Ma, insieme con lo sgomento, il soggetto del film crea anche nello spettatore una inattesa euforia: la sensazione che la macchina, in questo caso quella fotografica, possa rivelare aspetti del reale che l'occhio non è capace di cogliere. Erano gli anni del boom della fotografia e delle riviste fotografiche, e tutti gli appassionati fotoamatori si saranno sentiti dei piccoli David Hemmings in cerca del loro segreto, appassionante mistero da svelare.

Parola di... Michelangelo Antonioni

Perché Londra?

"Non intendo girare a Londra per mostrare quel che è la città oggi", dichiarò Antonioni durante le riprese di "Blow-up". "Ritengo che la storia, valida in senso assoluto, cioè dovunque, assume nel mondo della Londra di oggi un sapore e un respiro di assai più intensa carica".

L'uomo con la macchina fotografica

"Arrivo a dire: la crisi del personaggio del film è stata un po' anche la mia, so di essere diverso da prima, proprio nel modo di stare di fronte alla realtà. Nei miei precedenti film, avevo tentato di esaminare le relazioni tra gli individui, le loro relazioni amorose, la fragilità dei loro sentimenti e così via. Ma in questo film, la relazione è tra un singolo individuo e la realtà, le cose che lo circondano. Non ci sono storie d'amore in questo film.

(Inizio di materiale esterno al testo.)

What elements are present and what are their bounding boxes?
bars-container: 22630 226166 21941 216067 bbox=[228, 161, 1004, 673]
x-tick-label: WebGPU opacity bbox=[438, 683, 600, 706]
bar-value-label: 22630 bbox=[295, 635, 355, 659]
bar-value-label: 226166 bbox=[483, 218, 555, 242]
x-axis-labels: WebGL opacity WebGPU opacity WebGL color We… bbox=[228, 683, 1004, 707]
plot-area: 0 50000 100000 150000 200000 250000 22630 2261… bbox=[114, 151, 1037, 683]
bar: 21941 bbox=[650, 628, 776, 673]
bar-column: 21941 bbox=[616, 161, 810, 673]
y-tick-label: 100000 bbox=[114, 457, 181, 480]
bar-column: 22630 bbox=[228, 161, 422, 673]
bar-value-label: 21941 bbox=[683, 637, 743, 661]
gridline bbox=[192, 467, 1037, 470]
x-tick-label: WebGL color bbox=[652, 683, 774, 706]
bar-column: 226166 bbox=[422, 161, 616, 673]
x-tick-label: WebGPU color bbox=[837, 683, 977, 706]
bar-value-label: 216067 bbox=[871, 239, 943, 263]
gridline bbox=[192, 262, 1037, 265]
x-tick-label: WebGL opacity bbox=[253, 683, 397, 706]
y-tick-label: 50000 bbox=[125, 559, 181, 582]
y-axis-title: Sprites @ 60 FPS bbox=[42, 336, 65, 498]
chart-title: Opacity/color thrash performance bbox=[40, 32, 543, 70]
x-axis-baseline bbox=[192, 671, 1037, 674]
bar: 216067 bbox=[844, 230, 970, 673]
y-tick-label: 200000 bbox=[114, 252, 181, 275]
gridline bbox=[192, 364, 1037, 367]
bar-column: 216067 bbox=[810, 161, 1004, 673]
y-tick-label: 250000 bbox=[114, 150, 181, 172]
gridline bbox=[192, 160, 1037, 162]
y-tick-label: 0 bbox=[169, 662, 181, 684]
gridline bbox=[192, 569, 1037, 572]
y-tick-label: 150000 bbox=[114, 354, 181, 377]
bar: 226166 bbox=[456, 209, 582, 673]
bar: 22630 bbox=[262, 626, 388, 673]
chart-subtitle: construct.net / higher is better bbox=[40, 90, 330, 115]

L'esperienza del protagonista riguarda la sua relazione col mondo, con le cose che si trova di fronte".

Il massimo di obiettività (la riproduzione fotografica del reale) coincide con l'indecifrabilità. "Noi sappiamo che sotto l'immagine rivelata ce n'è un'altra più fedele alla realtà, e sotto quest'altra un'altra ancora, e di nuovo un'altra sotto quest'ultima. Fino alla vera immagine di quella realtà, assoluta, misteriosa, che nessuno vedrà mai. O forse fino alla scomposizione di qualsiasi immagine, di qualsiasi realtà. il cinema astratto avrebbe dunque una sua ragione di essere", ha scritto Antonioni nella sua prefazione ai "Sei film". Scavare nell'immagine per trovare altre immagini, e dietro ogni immagine, ancora un'altra. Fino a perdere ogni figura, come negli ingrandimenti successivi che il fotografo sviluppa, fino a mostrare soltanto, ingranditi, giganteschi, i granelli dell'emulsione della pellicola, il caleidoscopio delle cellule di bianco e di nero: la "grana del reale". Forse è da questo film, che Barthes molto amava, che è nato il titolo dell'ultima raccolta dei saggi del critico francese.